Neben Polizeibrutalität und Zensur verletzt das Regime in Belarus auch andere Grundrechte. "Bürger sollten alle Rechte, die ihnen zustehen, auch nutzen können", meint Tristan Pressler, ein Mitglied der Jungen Liberalen: "Ich finde es wichtig, dass eine Bevölkerung die Wahl hat, wer an der Macht ist. Und das ist in Belarus eben nicht der Fall. Das Regime verletzt nicht nur das Wahlrecht, sondern auch grundlegende Menschenrechte. Es muss zu Fall gebracht werden."

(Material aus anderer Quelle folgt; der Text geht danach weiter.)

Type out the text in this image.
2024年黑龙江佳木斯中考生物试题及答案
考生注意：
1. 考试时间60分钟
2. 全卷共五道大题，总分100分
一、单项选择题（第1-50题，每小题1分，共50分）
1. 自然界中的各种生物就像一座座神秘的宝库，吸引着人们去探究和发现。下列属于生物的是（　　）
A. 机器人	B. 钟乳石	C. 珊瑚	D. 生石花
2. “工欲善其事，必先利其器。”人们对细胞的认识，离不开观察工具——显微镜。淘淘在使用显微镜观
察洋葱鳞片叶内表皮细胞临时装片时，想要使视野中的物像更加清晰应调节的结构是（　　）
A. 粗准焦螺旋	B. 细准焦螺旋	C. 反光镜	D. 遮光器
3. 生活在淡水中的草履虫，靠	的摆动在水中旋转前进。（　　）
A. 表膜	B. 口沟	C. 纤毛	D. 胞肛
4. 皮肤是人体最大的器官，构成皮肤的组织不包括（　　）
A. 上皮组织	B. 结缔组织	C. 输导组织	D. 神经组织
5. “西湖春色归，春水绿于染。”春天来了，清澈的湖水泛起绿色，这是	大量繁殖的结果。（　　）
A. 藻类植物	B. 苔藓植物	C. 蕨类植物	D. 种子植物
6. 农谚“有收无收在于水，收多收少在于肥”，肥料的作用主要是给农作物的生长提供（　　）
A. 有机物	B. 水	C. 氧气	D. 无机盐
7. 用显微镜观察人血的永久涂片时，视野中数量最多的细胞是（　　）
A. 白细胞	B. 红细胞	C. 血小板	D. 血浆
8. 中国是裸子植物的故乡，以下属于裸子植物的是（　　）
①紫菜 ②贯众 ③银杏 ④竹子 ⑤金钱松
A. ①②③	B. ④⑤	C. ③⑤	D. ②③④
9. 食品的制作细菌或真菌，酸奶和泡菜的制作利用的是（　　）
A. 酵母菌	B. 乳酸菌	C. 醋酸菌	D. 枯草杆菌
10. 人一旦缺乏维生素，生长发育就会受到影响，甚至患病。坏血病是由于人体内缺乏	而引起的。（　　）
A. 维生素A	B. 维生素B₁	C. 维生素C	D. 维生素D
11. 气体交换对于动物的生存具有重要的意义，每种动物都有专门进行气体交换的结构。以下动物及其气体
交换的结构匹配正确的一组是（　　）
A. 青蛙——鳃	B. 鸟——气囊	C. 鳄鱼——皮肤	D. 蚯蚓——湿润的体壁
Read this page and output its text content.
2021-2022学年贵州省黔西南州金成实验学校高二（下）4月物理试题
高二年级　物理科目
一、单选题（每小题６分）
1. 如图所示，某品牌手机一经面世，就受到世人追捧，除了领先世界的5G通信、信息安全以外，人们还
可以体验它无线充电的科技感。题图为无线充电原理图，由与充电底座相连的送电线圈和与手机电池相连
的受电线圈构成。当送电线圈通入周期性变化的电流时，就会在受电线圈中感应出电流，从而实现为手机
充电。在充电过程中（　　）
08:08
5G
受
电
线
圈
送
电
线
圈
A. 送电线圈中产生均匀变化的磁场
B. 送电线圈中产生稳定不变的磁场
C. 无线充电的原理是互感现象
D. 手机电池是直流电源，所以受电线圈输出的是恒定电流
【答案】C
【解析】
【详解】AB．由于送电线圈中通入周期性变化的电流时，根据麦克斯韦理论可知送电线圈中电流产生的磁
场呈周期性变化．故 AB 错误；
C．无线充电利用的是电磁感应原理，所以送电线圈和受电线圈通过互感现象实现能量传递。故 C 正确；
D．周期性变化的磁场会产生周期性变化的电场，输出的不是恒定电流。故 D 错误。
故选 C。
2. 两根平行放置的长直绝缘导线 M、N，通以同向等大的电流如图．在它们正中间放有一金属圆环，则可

Die neu beschlossenen Sanktionen gegen das Regime und einzelne Vertreter der Regierung Lukaschenkos seien zwar ein Schritt in die richtige Richtung, aber noch lange nicht genug. Das findet auch Baur: "Von der deutschen Regierung und der EU erwarten wir handfeste Unterstützung. Beschwichtigungen reichen nicht aus." Baur hat immer noch Angehörige in Minsk: "Meine Familie ist in Gefahr. Ich war die ganze Woche verzweifelt und wie gelähmt. Es ist gut, dass wir jetzt wenigstens etwas tun können, um zu helfen."
Diese Hilfe sei zwar nur indirekt, aber allein das Bewusstsein zu verbreiten würde schon helfen. Das meint jedenfalls Alena Giwojna, die ebenfalls aus Belarus stammt. "Wir sind weit weg, aber wir unterstützen die Proteste. Mit jedem Poster, jeder Flagge, jedem Stück unseres Herzens unterstützen wir sie." Ein Ende der Diktatur würde auch einen ökonomischen Aufschwung bedeuten, ist sie überzeugt. Unter Lukaschenko leide die Wirtschaft des Landes. Viele Menschen seien in Gefahr, ihren Lebensunterhalt zu verlieren.
Ein anderes Risiko entstehe durch die Corona-Krise. "Es gibt keine Maßnahmen, weil Lukaschenko das Problem nicht anerkannt hat. Er hat verkündet, das Land sei sicher und niemand sei krank. Aber das stimmt nicht", erklärt Baur. Niemand wisse genau, wie hoch die Infektionszahlen in Belarus seien. "Informationen wurden nicht weitergegeben und jetzt ist den Leuten das Problem gar nicht so bewusst."